The STOP-BOS trial (NCT03315741) is evaluating the safety and tolerability of pirfenidone in patients with BOS after hematopoietic cell transplant, while the EPOS study (NCT02262299) is assessing its efficacy in lung transplant recipients with BOS [55,59].

Different clinical trials are evaluating the use of pirfenidone in CTD-ILD (NCT05505409, NCT04928586) and in specific CTDs including dermatomyositis, systemic sclerosis, and ANCA-related vasculitis (NCT03857854, NCT03856853, NCT03221257, and NCT03385668) [41,46,52,53,54,56].

Regarding CTD-ILD, the NCT05505409 trial is recruiting patients with CTDs and ILD unresponsive to treatment, while the NCT04928586 trial is recruiting patients with CTD-ILD to evaluate the efficacy of pirfenidone associated with disease-modifying antirheumatic drugs (DMARDs) against DMARDs alone [41,46]. Interestingly, both trials are including not only patients with definite CTDs but also those with undifferentiated connective tissue disease (UCTD)/ interstitial pneumonia with autoimmune features (IPAF). Note that both studies do not require progressive pulmonary fibrosis as an inclusion criterion.

Regarding specific CTDs, the NCT03857854 trial has enrolled patients affected by dermatomyositis, including patients with fibrotic and non-fibrotic ILD [52]. The SLS III trial (NCT03221257) is the only trial evaluating the efficacy of mycophenolate in association with pirfenidone against a placebo [56].

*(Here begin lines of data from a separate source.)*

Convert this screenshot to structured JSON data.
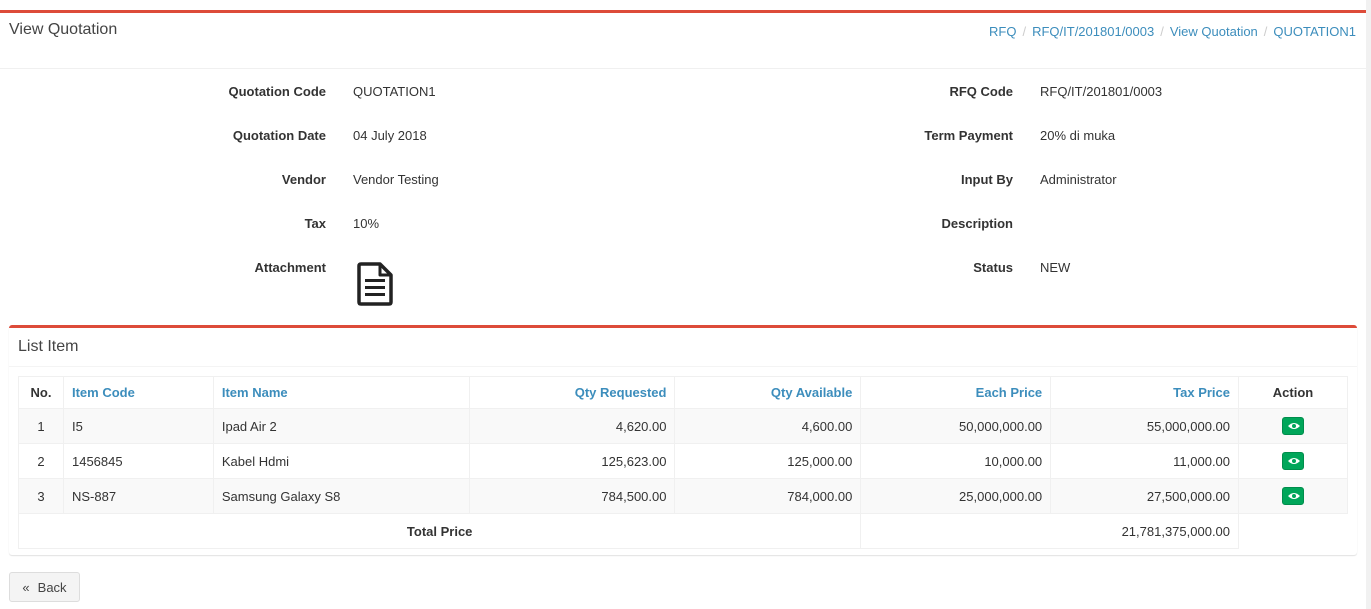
{
  "page": {
    "title": "View Quotation"
  },
  "breadcrumb": [
    "RFQ",
    "RFQ/IT/201801/0003",
    "View Quotation",
    "QUOTATION1"
  ],
  "details": {
    "quotation_code": {
      "label": "Quotation Code",
      "value": "QUOTATION1"
    },
    "quotation_date": {
      "label": "Quotation Date",
      "value": "04 July 2018"
    },
    "vendor": {
      "label": "Vendor",
      "value": "Vendor Testing"
    },
    "tax": {
      "label": "Tax",
      "value": "10%"
    },
    "attachment": {
      "label": "Attachment",
      "icon": "document-icon"
    },
    "rfq_code": {
      "label": "RFQ Code",
      "value": "RFQ/IT/201801/0003"
    },
    "term_payment": {
      "label": "Term Payment",
      "value": "20% di muka"
    },
    "input_by": {
      "label": "Input By",
      "value": "Administrator"
    },
    "description": {
      "label": "Description",
      "value": ""
    },
    "status": {
      "label": "Status",
      "value": "NEW"
    }
  },
  "list": {
    "title": "List Item",
    "columns": [
      "No.",
      "Item Code",
      "Item Name",
      "Qty Requested",
      "Qty Available",
      "Each Price",
      "Tax Price",
      "Action"
    ],
    "rows": [
      {
        "no": "1",
        "code": "I5",
        "name": "Ipad Air 2",
        "qty_req": "4,620.00",
        "qty_avail": "4,600.00",
        "each_price": "50,000,000.00",
        "tax_price": "55,000,000.00"
      },
      {
        "no": "2",
        "code": "1456845",
        "name": "Kabel Hdmi",
        "qty_req": "125,623.00",
        "qty_avail": "125,000.00",
        "each_price": "10,000.00",
        "tax_price": "11,000.00"
      },
      {
        "no": "3",
        "code": "NS-887",
        "name": "Samsung Galaxy S8",
        "qty_req": "784,500.00",
        "qty_avail": "784,000.00",
        "each_price": "25,000,000.00",
        "tax_price": "27,500,000.00"
      }
    ],
    "total_label": "Total Price",
    "total_value": "21,781,375,000.00",
    "action_icon": "eye-icon"
  },
  "back_button": {
    "label": "Back",
    "icon": "double-chevron-left-icon"
  },
  "colors": {
    "accent": "#dd4b39",
    "link": "#3c8dbc",
    "success": "#00a65a"
  }
}
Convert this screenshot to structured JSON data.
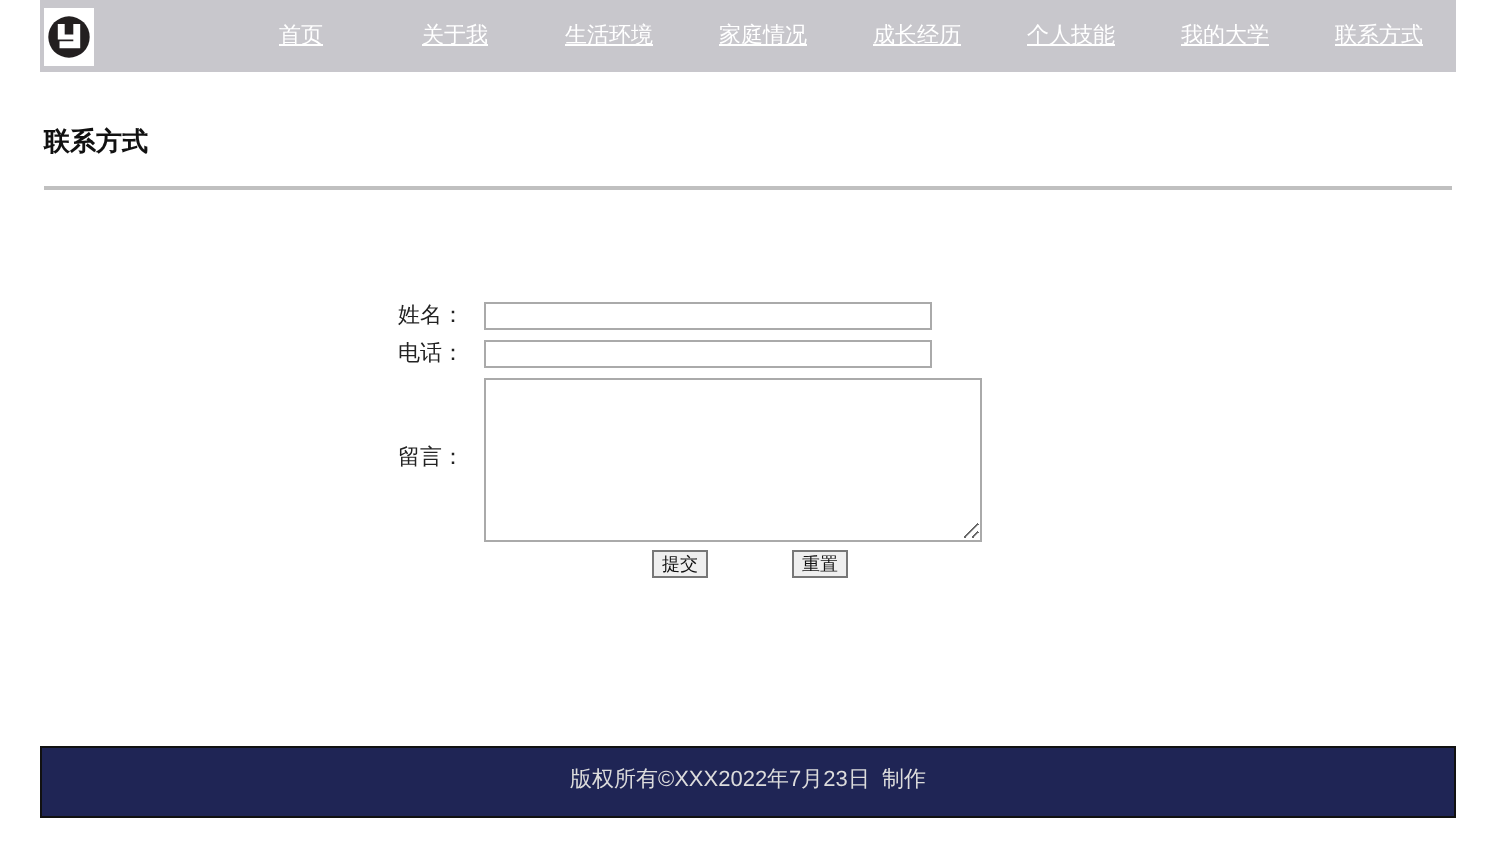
{
  "nav": {
    "items": [
      {
        "label": "首页"
      },
      {
        "label": "关于我"
      },
      {
        "label": "生活环境"
      },
      {
        "label": "家庭情况"
      },
      {
        "label": "成长经历"
      },
      {
        "label": "个人技能"
      },
      {
        "label": "我的大学"
      },
      {
        "label": "联系方式"
      }
    ]
  },
  "heading": "联系方式",
  "form": {
    "fields": [
      {
        "label": "姓名：",
        "kind": "input"
      },
      {
        "label": "电话：",
        "kind": "input"
      },
      {
        "label": "留言：",
        "kind": "textarea"
      }
    ],
    "buttons": [
      "提交",
      "重置"
    ]
  },
  "footer": "版权所有©XXX2022年7月23日  制作"
}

The PIONEER trial (NCT05075161) is evaluating the use of pirfenidone to prevent pulmonary fibrosis in patients admitted to an intensive care unit due to acute respiratory distress syndrome (ARDS) [45]. Only patients with moderate or severe ARDS and an inflammatory phenotype can be included in the study.

One trial (NCT03902509) is evaluating the efficacy of pirfenidone in the treatment of grade 2–3 pulmonary radiation injury [51].

Finally, only one clinical trial is evaluating pirfenidone in patients with at least 5% post-COVID-19 pulmonary fibrosis (NCT04607928) [48].

6. Conclusions

This systematic review focused on consolidating findings from the literature on the effects of pirfenidone and nintedanib on patients with non-IPF ILDs. Regarding pirfenidone, the quality of the evidence ranges from very low to low. Results of the included studies suggest that pirfenidone may have a beneficial impact on lung function in patients with non-IPF ILD. In particular, the unclassifiable ILD patients might benefit from pirfenidone treatment. Regarding nintedanib, the quality of the evidence is considered high according to the GRADE criteria, although only 2 studies have assessed efficacy in non-IPF ILD. The overall findings suggest that nintedanib may have a beneficial impact on disease progression in patients with non-IPF ILD. However, results on both drugs should be interpreted with caution because of limitations in the available evidence. Moreover, there are several controversial points that should be clarified with further studies and evidence. Examples of challenges that need to be addressed in the future are the timing of therapy initiation and the strategies that should be adopted for overlap or combination with existing immunosuppressive therapies and potential drug interactions. Several RCTs are underway to improve the quality of evidence in the ILD field.